US President Barack Obama’s first term was absorbed by dealing with the Great Recession. I hope that in his second term he will be able to devote more attention to the “Great Inflection.”
Dealing with the Great Recession was largely about “Yes We Can” — about government, about what we can and must do “together” to shore up the safety nets and institutions that undergird our society and economy.
Obama’s inaugural address was a full-throated defense of that “public” side of the unique public-private partnership that makes the US great.
However, if we’re to sustain the kind of public institutions and safety nets that we’re used to, it will require a lot more growth by the private side (not just more taxes), a lot more entrepreneurship, a lot more start-ups and a lot more individual risk-taking — things the president rarely speaks about. It will also all have to happen in the context of the Great Inflection.
What do I mean by the Great Inflection? I mean something very big happened in the last decade. The world went from connected to hyperconnected in a way that is affecting every job, industry and school, but was largely disguised by post-9/11 and the Great Recession.
MORE CONNECTED
In 2004, I wrote a book, called The World Is Flat, about how the world was getting digitally connected so more people could compete, connect and collaborate from anywhere. When I wrote that book, Facebook, Twitter, cloud computing, LinkedIn, 4G wireless, ultra-high-speed bandwidth, big data, Skype, system-on-a-chip circuits, iPhones, iPods, iPads and cellphone apps did not exist, or were in their infancy. Today, not only do all these things exist, but, in combination, they have taken us from connected to hyperconnected.
Now, Craig Mundie, one of Microsoft’s top technologists notes, not just elites, but virtually everyone everywhere has, or will have soon, access to a hand-held computer or cellphone, which can be activated by voice or touch, connected via the cloud to infinite applications and storage, so they can work, invent, entertain, collaborate and learn for less money than ever before.
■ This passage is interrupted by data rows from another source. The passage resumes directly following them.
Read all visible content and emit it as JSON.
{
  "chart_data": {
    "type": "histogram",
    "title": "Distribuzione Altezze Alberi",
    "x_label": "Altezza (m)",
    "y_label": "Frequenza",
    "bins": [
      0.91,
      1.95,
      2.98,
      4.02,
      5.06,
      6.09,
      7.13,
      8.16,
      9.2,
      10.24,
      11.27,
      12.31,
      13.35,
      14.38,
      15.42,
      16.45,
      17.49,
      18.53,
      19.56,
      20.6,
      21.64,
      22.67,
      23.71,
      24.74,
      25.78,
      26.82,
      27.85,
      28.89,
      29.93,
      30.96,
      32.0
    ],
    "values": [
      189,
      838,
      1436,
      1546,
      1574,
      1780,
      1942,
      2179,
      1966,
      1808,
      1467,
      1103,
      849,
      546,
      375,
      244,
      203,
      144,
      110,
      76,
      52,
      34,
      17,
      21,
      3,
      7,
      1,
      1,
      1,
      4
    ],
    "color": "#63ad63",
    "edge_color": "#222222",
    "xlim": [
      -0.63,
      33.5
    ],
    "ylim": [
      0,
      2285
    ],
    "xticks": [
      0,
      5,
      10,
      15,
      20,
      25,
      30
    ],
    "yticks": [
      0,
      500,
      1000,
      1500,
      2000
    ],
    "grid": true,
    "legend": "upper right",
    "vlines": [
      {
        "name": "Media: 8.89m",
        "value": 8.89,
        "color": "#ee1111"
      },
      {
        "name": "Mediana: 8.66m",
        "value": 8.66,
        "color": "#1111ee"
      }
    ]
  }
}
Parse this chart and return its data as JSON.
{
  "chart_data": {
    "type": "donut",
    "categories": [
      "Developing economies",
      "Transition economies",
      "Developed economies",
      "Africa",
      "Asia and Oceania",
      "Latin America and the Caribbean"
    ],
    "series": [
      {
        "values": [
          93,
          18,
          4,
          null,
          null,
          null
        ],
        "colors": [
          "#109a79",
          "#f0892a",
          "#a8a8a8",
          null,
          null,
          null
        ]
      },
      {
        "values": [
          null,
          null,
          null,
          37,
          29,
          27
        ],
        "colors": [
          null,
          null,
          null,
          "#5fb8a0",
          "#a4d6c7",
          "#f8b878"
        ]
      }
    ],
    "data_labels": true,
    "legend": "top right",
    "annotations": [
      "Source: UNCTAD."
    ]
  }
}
Alas, though, every boss now also has cheaper, easier, faster access to more above-average software, automation, robotics, cheap labor and cheap genius than ever before. That means the old average is over. Everyone who wants a job now must demonstrate how they can add value better than the new alternatives.
When the world gets this hyperconnected, adds Mundie, the speed with which every job and industry changes also goes into hypermode. “In the old days,” he said, “it was assumed that your educational foundation would last your whole lifetime. That is no longer true.”
Because of the way every industry — from healthcare to manufacturing to education — is now being transformed by cheap, fast, connected computing power, the skill required for every decent job is rising as is the necessity of lifelong learning. More and more things you know and tools you use “are being made obsolete faster,” added Mundie. It is as if every aspect of our lives is now being driven by Moore’s Law and this is exacerbating our unemployment problem.
EXPLANATIONS
In their book Race Against the Machine: How the Digital Revolution Is Accelerating Innovation, Driving Productivity, and Irreversibly Transforming Employment and the Economy, Erik Brynjolfsson and Andrew McAfee of the Massachusetts Institute of Technology write that for the last two centuries it happened that productivity, median income and employment all tracked each other nicely.
“So most economists have had this feeling that if you just boost productivity, the pie grows, and, in the long run, everything else takes care of itself,” Brynjolfsson said in an interview. “But there is no economic law that says technological progress has to benefit everyone. It’s entirely possible for the pie to get bigger and some people to get a smaller slice.”
Indeed, when the digital revolution gets so cheap, fast, connected and ubiquitous you see this in three ways, Brynjolfsson added: Those with more education start to earn much more than those without it, those with the capital to buy and operate machines earn much more than those who can just offer their labor, and those with superstar skills, who can reach global markets, earn much more than those with just slightly less talent.
Put it all together, he added, and you can understand why the Great Recession took the biggest bite out of employment but is not the only thing affecting job loss today: why we have record productivity, wealth and innovation, yet median incomes are falling, inequality is rising and high unemployment remains persistent.
How to adapt? It will require more individual initiative. We know that it will be vital to have more of the “right” education than less, that you will need to develop skills that are complementary to technology rather than ones that can be easily replaced by it and that we need everyone to be innovating new products and services to employ the people who are being liberated from routine work by automation and software.
The winners will not just be those with more IQ. It will also be those with more PQ (passion quotient) and CQ (curiosity quotient) to leverage all the new digital tools to not just find a job, but to invent one or reinvent one, and to not just learn but to relearn for a lifetime.
Government can and must help, but the president needs to explain that this will not just be an era of “Yes We Can.” It will also be an era of “Yes You Can” and “Yes You Must.”